Password managers

The only to never be successfully hacked is to never be hacked.

Just like home security. You can be as careful as you like, security lights, dogs, alarms, whatever, but if someone really wants in, boom.

Stuff like this happening and getting hacked is like someone driving through your neighborhood with a garage door opener and smashing the button by every house. If your door opens… oh well.

1 Like

Or store your passwords still on lastpass etc, but use some simple obfuscation on stored passwords? Eg adding an extra 3-4 alphanumerical sequence before and after the password, which you can just strip out when needing said password?

Or change some character or two in the password itself.

That way they’ll try your password out and you’ll be notified about incorrect password use on your account (if that feature is supported)
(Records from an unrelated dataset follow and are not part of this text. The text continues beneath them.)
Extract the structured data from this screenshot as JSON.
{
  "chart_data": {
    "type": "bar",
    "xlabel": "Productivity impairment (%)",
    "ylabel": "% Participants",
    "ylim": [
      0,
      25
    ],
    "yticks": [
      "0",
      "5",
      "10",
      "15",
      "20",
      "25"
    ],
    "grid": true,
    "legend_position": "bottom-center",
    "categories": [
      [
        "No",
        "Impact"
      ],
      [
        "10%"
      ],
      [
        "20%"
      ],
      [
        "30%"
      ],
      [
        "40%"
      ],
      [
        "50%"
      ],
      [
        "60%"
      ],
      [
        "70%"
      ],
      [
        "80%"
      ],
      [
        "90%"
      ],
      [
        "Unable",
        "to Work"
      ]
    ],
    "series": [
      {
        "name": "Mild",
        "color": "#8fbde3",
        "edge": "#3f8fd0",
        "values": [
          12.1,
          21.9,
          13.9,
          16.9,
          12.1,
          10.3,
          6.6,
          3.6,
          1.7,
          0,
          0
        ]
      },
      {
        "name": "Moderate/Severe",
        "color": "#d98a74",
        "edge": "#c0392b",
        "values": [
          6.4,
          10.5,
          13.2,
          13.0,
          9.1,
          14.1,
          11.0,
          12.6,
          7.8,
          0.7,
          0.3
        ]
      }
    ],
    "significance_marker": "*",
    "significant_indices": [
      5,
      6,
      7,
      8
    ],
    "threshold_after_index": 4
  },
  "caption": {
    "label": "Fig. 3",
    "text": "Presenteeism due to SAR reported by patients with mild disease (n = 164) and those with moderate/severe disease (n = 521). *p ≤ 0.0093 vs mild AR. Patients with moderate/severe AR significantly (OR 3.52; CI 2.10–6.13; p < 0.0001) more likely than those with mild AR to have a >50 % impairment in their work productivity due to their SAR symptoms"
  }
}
I was under the impression that the correct term is to “mash the button”? :stuck_out_tongue:

This. This, so much.

As I mentioned in another thread, my job is in Info/OpSec and with IoT and apps that stealth grab up home credentials on devices, it’s getting easier and easier to become compromised.

Most passwords can be brute-forced with a dictionary-style attack. In my experience, utilizing an internet-dark password manager is a great start. Rotating your passwords at irregular intervals, and ensuring that your IoT devices (Amazon Echo, SmartTV, Fridge, etc) don’t have default Admin/Password type creds helps as well.

All it takes is motive and intent. After those things, if someone wants to spend 3 weeks trying to hack your Alexa to get access to your voice history, they can do so.